Wednesday, September 26, 2007

I am fat. I wasn't always fat, but I have been for the last 3 years, since my middle son was born. I am a comfort eater. It doesn't really matter what I eat, when I am stressed, anything will do. I am not too particular. Once I ate a frozen dinner still cold because I could not wait for it to cook. I have food issues. I have an eating disorder. Most people would laugh if they heard me say that, because I am fat. I cannot stop eating. I try & do other things, but food just calls to me. I have no control. We have no $, so a lot of the stuff I eat is cheap processed food, which I know is bad for me, but we can afford it. Also, it's quick to make, which is a bonus. I make sure my kids eat well, but i can't seem to do the same for myself. I am pathetic.

2 comments:

Pollyanna said...

Oh boy. I hear you. I am fat too. Not pleasantly plump, not round, just plain old fat. I don't always binge, but i do on occasion and then hate myself for it later. Dear Lord, why did I think I needed to eat 6 cookies in one afternoon???!

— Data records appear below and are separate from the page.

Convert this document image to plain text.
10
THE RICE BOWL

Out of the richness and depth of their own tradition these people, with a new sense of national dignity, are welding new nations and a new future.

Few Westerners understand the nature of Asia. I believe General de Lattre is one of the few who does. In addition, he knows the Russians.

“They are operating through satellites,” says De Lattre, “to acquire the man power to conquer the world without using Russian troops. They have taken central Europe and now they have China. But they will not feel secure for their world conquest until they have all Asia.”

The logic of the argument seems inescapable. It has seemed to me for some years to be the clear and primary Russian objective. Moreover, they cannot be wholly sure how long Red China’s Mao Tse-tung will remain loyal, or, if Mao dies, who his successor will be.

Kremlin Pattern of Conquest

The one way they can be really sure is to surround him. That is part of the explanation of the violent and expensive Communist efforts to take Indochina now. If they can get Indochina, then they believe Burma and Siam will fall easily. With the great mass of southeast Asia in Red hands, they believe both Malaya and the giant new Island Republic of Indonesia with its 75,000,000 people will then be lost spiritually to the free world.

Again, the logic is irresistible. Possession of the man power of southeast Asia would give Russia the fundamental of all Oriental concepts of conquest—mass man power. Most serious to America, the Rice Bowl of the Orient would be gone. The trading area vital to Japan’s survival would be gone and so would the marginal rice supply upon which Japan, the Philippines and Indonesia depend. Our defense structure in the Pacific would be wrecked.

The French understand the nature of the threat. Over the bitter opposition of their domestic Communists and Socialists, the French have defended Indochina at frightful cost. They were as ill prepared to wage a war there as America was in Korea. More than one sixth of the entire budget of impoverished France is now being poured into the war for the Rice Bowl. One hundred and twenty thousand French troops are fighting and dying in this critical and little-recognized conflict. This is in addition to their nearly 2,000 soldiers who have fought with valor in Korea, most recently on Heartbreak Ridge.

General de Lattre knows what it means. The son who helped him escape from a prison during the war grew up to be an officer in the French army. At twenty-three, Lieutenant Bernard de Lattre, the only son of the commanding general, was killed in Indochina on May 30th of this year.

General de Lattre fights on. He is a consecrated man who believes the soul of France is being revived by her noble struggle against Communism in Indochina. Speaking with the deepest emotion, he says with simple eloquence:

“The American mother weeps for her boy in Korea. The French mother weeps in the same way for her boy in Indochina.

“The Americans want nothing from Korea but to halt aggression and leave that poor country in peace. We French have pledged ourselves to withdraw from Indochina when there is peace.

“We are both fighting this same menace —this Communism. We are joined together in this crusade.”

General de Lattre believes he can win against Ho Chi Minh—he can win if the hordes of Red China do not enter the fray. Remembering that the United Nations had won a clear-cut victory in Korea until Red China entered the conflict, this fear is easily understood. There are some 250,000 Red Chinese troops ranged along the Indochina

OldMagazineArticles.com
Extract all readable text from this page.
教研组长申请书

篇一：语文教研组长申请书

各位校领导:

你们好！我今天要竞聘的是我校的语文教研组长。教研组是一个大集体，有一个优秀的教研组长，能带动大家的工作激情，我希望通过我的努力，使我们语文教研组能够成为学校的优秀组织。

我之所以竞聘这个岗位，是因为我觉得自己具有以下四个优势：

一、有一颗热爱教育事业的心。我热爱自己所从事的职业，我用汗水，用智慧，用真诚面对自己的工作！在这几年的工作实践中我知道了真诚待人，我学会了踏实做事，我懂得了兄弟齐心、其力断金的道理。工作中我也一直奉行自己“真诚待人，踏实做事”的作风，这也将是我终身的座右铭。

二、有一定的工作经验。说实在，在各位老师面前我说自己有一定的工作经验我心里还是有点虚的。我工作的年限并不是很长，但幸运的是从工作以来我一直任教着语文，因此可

I found you at the basement. It's funny how food, emotions, and money problems all seem to be tied together, isn't it?

AND I hope you can find some comfort in blogging. I know I have and have met some good online friends in the process. Hang it there sweety, it's gonna get better!!!!!

Violet said...

Thanks jodi! I'm trying to find comfort in small things, I just get so overwhelmed sometimes. I'm making myself write, even though for the most part, I know no one's reading, because it helps a bit.